A Swiss court ruled that confidential data on the wealth manager's clients can be shipped to French officials. It is a body blow for UBS as it heads into an appeal Paris.
Switzerland's highest court ruled that Swiss tax officials may send data on roughly 40,000 French clients to France's tax office, Swiss newswire «AWP» (in German) reported on Friday. The move represents another setback in a years-long tussle involving charges of money laundering and tax dodging in France.
The ruling, which fell very closely at three judges in favor against two opposing, directly affects UBS but has serious implications for the wider Swiss banking industry.
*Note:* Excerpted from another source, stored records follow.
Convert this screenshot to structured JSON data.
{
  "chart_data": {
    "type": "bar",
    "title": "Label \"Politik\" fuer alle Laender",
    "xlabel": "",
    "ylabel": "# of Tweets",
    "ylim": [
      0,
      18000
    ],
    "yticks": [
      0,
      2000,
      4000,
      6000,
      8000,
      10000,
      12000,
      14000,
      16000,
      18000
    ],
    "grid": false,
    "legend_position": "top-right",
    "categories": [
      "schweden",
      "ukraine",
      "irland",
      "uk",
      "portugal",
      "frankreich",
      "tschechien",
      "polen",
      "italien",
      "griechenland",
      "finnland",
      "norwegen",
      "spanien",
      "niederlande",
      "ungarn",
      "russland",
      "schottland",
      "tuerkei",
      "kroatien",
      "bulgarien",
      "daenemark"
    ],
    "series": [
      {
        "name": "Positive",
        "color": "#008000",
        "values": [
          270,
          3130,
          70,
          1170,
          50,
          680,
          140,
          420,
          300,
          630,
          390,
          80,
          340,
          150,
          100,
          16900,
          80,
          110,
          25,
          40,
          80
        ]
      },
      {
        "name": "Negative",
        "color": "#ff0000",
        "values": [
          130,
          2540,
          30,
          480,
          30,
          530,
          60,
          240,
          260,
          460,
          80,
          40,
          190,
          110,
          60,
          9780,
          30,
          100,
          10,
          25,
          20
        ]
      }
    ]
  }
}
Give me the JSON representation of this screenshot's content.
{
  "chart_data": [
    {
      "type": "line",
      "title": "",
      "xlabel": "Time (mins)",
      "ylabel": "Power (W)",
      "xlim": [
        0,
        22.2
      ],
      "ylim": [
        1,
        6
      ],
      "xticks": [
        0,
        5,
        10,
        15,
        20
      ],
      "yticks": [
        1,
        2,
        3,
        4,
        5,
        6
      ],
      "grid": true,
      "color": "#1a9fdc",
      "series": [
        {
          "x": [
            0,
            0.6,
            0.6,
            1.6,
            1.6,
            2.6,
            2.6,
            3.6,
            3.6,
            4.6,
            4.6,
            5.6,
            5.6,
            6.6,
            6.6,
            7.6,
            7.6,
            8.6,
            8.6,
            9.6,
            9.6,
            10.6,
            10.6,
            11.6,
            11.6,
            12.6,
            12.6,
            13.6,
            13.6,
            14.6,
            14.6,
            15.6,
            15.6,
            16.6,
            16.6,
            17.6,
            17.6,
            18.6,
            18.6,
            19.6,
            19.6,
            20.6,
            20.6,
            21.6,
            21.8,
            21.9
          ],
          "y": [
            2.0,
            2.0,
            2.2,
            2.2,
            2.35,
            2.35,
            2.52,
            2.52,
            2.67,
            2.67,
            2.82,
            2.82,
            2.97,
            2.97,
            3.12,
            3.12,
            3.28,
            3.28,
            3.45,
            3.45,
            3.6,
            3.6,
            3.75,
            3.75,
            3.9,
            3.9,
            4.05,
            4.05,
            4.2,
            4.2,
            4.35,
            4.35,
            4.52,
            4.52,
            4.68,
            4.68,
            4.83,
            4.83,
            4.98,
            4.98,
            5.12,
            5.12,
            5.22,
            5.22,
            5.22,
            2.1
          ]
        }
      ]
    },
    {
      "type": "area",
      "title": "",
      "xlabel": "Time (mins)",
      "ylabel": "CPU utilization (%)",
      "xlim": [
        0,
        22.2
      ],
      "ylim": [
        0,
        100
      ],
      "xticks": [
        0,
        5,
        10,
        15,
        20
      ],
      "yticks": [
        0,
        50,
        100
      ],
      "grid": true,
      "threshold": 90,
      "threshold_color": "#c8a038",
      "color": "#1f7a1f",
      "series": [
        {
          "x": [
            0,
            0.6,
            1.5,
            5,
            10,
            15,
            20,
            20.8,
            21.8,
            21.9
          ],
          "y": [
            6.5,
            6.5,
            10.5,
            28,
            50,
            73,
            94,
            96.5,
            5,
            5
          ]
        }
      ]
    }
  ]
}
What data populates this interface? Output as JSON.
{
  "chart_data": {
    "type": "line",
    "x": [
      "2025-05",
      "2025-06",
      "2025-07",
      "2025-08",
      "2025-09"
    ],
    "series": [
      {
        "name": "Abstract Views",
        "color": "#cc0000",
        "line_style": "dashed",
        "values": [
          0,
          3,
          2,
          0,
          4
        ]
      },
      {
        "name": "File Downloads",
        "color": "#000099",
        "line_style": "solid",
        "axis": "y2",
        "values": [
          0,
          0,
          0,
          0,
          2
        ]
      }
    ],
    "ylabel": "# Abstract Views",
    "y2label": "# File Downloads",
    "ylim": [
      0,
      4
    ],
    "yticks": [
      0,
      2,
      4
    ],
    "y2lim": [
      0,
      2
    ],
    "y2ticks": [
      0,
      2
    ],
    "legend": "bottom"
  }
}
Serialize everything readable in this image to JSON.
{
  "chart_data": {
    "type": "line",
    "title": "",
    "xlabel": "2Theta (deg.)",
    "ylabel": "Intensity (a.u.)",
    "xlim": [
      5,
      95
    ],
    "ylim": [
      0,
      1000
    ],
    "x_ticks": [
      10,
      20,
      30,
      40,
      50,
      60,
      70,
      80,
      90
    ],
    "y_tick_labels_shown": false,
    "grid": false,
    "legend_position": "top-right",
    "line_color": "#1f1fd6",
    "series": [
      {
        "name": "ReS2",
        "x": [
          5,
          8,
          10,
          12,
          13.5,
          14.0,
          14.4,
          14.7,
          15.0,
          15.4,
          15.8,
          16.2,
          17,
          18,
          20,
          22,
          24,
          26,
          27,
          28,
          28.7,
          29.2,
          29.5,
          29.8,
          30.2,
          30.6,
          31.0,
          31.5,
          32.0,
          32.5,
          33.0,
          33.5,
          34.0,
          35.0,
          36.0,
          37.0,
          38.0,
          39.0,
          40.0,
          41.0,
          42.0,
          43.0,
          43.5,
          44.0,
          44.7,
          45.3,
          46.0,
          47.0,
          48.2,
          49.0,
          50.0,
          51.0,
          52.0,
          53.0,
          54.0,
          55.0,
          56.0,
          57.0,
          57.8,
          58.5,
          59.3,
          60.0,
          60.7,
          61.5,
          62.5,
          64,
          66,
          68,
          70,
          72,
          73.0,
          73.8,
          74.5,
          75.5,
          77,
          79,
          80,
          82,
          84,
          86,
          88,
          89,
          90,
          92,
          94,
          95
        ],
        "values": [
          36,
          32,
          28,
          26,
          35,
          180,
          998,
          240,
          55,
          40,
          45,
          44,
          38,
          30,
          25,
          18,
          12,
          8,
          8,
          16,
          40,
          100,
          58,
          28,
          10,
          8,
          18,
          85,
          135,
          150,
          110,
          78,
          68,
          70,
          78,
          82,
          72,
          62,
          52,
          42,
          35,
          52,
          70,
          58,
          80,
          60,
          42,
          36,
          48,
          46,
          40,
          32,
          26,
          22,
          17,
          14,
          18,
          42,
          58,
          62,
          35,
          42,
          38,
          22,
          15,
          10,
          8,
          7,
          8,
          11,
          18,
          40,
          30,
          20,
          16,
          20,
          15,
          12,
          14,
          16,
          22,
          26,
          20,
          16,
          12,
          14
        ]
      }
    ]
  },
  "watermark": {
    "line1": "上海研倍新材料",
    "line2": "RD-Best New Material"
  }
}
It means the Swiss government will agree to comply with a French request for UBS' confidential client data – and it opens the door for French officials to pursue other Swiss wealth managers with as much vigor as it has UBS.
Defensive Stance
The world's largest wealth manager has been unbowed after a French court slammed it with a conviction and $5 billion fine in February. UBS shredded the decision, vowing to hone its strategy and fight on, but investors made their ire known in May by denying Chairman Axel Weber and CEO Sergio Ermotti a key and normally routine backing.
A spokeswoman for UBS said the bank had taken note of the decision, which reverses a lower court ruling last year and will review the written verdict. «Regardless of the decision, it is important that the Swiss Federal Tax Authority ensures that any data-sharing is subject to the specialty principle before any data is shared,» UBS said. This refers to the practice of applying principles of law to one individual matter only, not broadly.